How does the war in Ukraine affect the injection molding sector?

Like many others, the mold sector entered 2020 in an unstable and uncertain period due to COVID-19. These two years had already been exceptionally difficult, but the invasion of Ukraine has only added fuel to the fire and, after 84 days of war, its direct and indirect repercussions have exacerbated the problems caused by the pandemic as well as adding new ones. 

Aside from the terrible humanitarian crisis that any armed conflict causes, these are, the 5 areas that we could say have been most affected by the war.

  • Energy   
  • Food
  • Transportation
  • Metals
  • Microchip 

“Except for food”, the other 4 areas are essential in the injection molding sector and are the ones that receive the most focus, from professionals, when analyzing the current situation.
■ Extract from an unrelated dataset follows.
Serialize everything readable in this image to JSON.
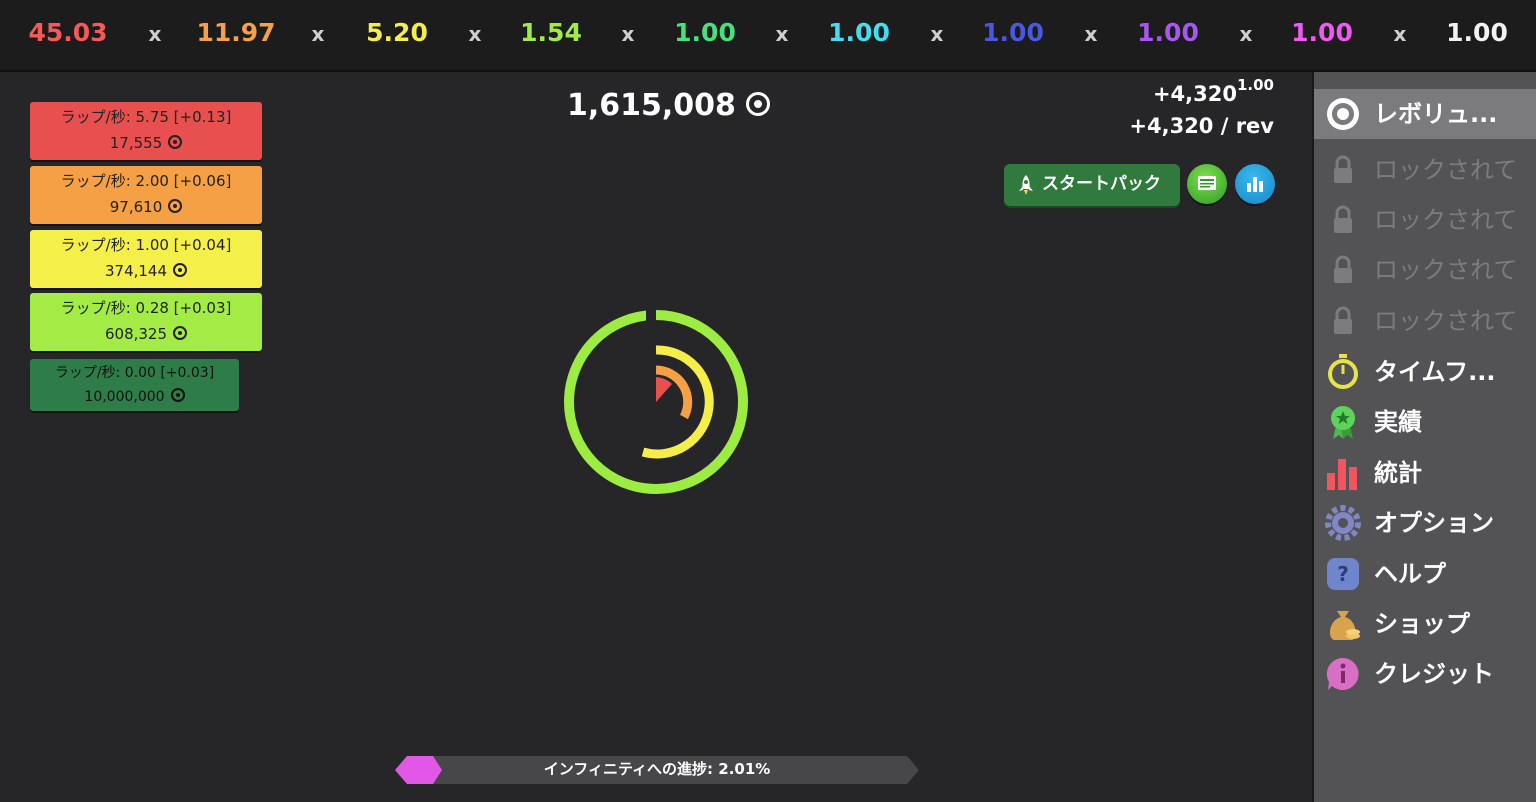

In an industrial area based on Steel, the situation between leading countries in world iron productions (Russia and Ukraine) is simply critical, since it exacerbates a pre-existing problem due to the pandemic in relation to the trafficking of raw materials that was fiercely hitting the world. In addition, the price of energy has been affected because of the dependence on Russian oil and gas, directly affecting a sector that consumes a large amount of energy in the handling of steel, its manufacture, and its transport, substantially increasing the cost.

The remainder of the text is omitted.